JSONB is not approved for:

  • Fields that are queried or filtered on — define proper columns with indexes instead.
  • Relationships that should be normalised into foreign keys.
  • Storing lists that will later need to be queried individually.

Analytical Modeling (Snowflake / BigQuery)

Analytical schemas use a star schema design. Unlike operational schemas, denormalisation is intentional and expected.

Star Schema

                        ┌──────────────────┐
                        │   fact_orders     │
                        │                  │
                        │  order_id (SK)   │
                        │  customer_key ──────► dim_customer
                        │  product_key  ──────► dim_product
                        │  date_key     ──────► dim_date
                        │  channel_key  ──────► dim_channel
                        │                  │
                        │  revenue         │  (measures)
                        │  quantity        │
                        │  discount_amount │
                        └──────────────────┘
  • Fact tables contain measurable events (order placed, page viewed, payment processed). They are narrow on non-key columns and very wide on rows.
  • Dimension tables contain descriptive attributes about the entities in the fact table. They are wide on columns (denormalised) and narrow on rows.
  • Surrogate keys in the analytical layer are integers (not UUIDs) for join performance.
  • The original operational UUID is preserved as a source_id column in every dimension for lineage traceability.

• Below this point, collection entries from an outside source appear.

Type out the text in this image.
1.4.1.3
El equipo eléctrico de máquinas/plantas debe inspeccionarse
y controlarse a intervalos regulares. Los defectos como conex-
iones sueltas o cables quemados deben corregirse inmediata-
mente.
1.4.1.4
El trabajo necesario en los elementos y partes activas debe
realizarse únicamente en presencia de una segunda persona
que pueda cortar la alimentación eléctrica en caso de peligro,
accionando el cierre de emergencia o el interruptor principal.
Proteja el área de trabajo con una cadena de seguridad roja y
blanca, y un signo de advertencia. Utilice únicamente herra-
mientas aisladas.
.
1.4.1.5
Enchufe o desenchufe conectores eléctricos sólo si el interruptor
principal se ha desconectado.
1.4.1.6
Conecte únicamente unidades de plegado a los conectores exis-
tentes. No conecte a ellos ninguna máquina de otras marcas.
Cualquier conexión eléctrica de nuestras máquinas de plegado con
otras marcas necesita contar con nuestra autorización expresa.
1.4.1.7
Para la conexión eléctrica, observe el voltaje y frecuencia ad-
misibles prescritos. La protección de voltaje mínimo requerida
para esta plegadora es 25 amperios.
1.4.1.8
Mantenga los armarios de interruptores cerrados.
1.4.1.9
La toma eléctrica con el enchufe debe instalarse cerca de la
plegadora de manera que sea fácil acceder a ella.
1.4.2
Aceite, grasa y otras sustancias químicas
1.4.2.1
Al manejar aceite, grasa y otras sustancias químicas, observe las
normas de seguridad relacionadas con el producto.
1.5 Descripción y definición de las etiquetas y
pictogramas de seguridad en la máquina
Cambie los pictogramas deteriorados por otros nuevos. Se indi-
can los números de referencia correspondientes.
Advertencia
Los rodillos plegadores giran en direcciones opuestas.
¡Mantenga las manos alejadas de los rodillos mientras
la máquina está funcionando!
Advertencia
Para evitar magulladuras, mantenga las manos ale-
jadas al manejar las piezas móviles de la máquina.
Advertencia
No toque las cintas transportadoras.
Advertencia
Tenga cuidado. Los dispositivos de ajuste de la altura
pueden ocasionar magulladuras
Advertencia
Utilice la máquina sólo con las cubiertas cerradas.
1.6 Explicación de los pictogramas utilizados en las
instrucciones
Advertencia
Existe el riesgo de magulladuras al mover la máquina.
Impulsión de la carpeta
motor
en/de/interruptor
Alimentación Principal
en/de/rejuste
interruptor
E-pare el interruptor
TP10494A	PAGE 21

Naming in the Analytical Layer

Object Convention Example
Fact table fact_<event> fact_orders, fact_page_views
Dimension table dim_<entity> dim_customer, dim_product
Staging table stg_<source>_<entity> stg_postgres_orders
Mart / aggregate mart_<domain>_<description> mart_revenue_by_month

PII and Sensitive Data in Models

Data Classification at the Column Level

Every table containing personal or sensitive data must declare the classification of each column in its schema documentation (Confluence / data catalogue).

Column Type Classification Required Controls
Email address Sensitive Encrypted at rest, excluded from logs
Full name Sensitive Encrypted at rest
Payment card data Restricted Must not be stored — use payment processor tokenisation
IP address Sensitive (PII under GDPR) Anonymised before ingestion into analytical plane
User ID (non-personal) Internal No additional controls beyond standard access control
Hashed password Restricted bcrypt/Argon2 only; never reversible
Free-text fields Sensitive (may contain PII) Reviewed for accidental PII; not sent to third parties

Anonymisation in the Analytical Pipeline

PII that flows from operational databases into the analytical plane must be anonymised or pseudonymised at the transformation layer. Raw PII must never land in the analytical store in a form that could be queried directly by BI users.

Approved anonymisation techniques:

  • Pseudonymisation: Replace the real identifier with a consistent, reversible token (keyed HMAC). Allows linking across datasets without exposing the raw value. Key is held in the secrets manager.
  • Generalisation: Replace precise values with ranges (exact age → age bracket, precise location → region/country).
  • Suppression: Remove the field entirely where it is not needed for the analytical purpose.
  • Noise addition (for aggregates): Add statistical noise to small-count aggregates to prevent re-identification.